The Dutch-lexified languages Afrikaans and Negerhollands show both orders, but Berbice Dutch is an exclusive possessor-initial language, which may be due to the strong substratal influence of Ijo, a southern Nigerian possessor-initial language (see Smith 1999: 254ff).

In all the African- and Arabic-lexified contact varieties in central and southern Africa the possessor can only follow the possessum, maybe because this is the dominant order in the main lexifiers and African substrates. On the other hand, Afrikaans allows both orders, just like its lexifier Dutch.

The picture is different when we turn to the Indian Ocean and South Asia: except for Reunion Creole, all French and Portuguese creoles allow the possessor-initial order to varying degrees. In the South Asian varieties Diu Indo-Portuguese, Korlai and Sri Lanka Portuguese, the possessor-initial order can be explained by the fact that Indian languages overwhelmingly prefer this order. This may also be the reason why Sri Lankan Malay does not follow Standard Malay’s possessor-final order (Prentice 1990: 928). The island creoles of Mauritius, Reunion and the Seychelles received an early and strong substratal possessor-final input through slaves from Madagascar and later from the Kenya region. This agreed with the lexifier order and seems to have been the reason why there is a strong preference in these varieties for possessor-final, even though the other order was also imported to Mauritius and Reunion, from West Africa (Mandinka) and India. Where possessor-initial also occurs (Mauritian Creole, Seychelles Creole) it is in the minority and a more recent development, cf. Mauritian Creole, where it “is not attested until about 1880” (Baker & Kriegel 2013a).

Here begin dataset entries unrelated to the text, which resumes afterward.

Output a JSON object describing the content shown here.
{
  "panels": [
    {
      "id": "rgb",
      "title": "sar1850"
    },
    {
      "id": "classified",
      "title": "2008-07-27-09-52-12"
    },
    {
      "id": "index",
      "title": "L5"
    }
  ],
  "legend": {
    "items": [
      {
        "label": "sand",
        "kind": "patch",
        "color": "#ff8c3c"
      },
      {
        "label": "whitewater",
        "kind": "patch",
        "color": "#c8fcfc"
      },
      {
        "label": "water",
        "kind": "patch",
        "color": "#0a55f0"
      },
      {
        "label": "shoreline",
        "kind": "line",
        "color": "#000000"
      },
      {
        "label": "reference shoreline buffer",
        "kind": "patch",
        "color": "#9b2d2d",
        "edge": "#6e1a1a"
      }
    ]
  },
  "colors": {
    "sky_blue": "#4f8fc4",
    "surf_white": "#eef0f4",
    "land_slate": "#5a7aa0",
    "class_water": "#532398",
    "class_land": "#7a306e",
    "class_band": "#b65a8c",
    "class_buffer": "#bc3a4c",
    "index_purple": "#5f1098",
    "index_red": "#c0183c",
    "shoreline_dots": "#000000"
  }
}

In the Pacific, Tok Pisin and the closely related Bislama are strictly possessor-final. For Tok Pisin this could be seen as surprising, since mainland New Guinea is predominantly possessor-initial (Dryer 2011; and Yimas-Arafundi Pidgin also has this order) and Tok Pisin’s lexifier English has both orders. As with Features 1 “Order of subject, object, and verb” and 3 “Order of adjective and noun”, the answer is probably found in Tok Pisin’s strong substratal input from the Bismarck Archipelago, where the majority of languages, including the important substrate Tolai, have a dominant possessor-final order (Dryer 2011). The languages of Vanuatu are also overwhelmingly possessor-final and Bislama unsurprisingly follows this. Note also that Tok Pisin’s and Bislama’s possessive constructions of the house belong father type may have been consolidated by the phrasal correspondence in English (the house belongs to father or the house that belongs to father). The possessor-initial order of Chinese Pidgin English is easier to explain, Cantonese preferring that order. Kriol and Gurindji Kriol in Australia allow both orders, maybe because the Aboriginal languages in the Northern Territories are also rather heterogeneous in this respect. In Hawai‘i Creole, there is a strong preference for possessor-initial, in spite of the fact that the substrates provided a mix of orders: Chinese and Japanese = possessor-initial, Hawaiian and Portuguese = possessor-final. The possessor can both precede and follow the possessum in Norf’k, probably because both English and the contributing language Tahitian (cf. Mühlhäusler 2013a) allow both orders.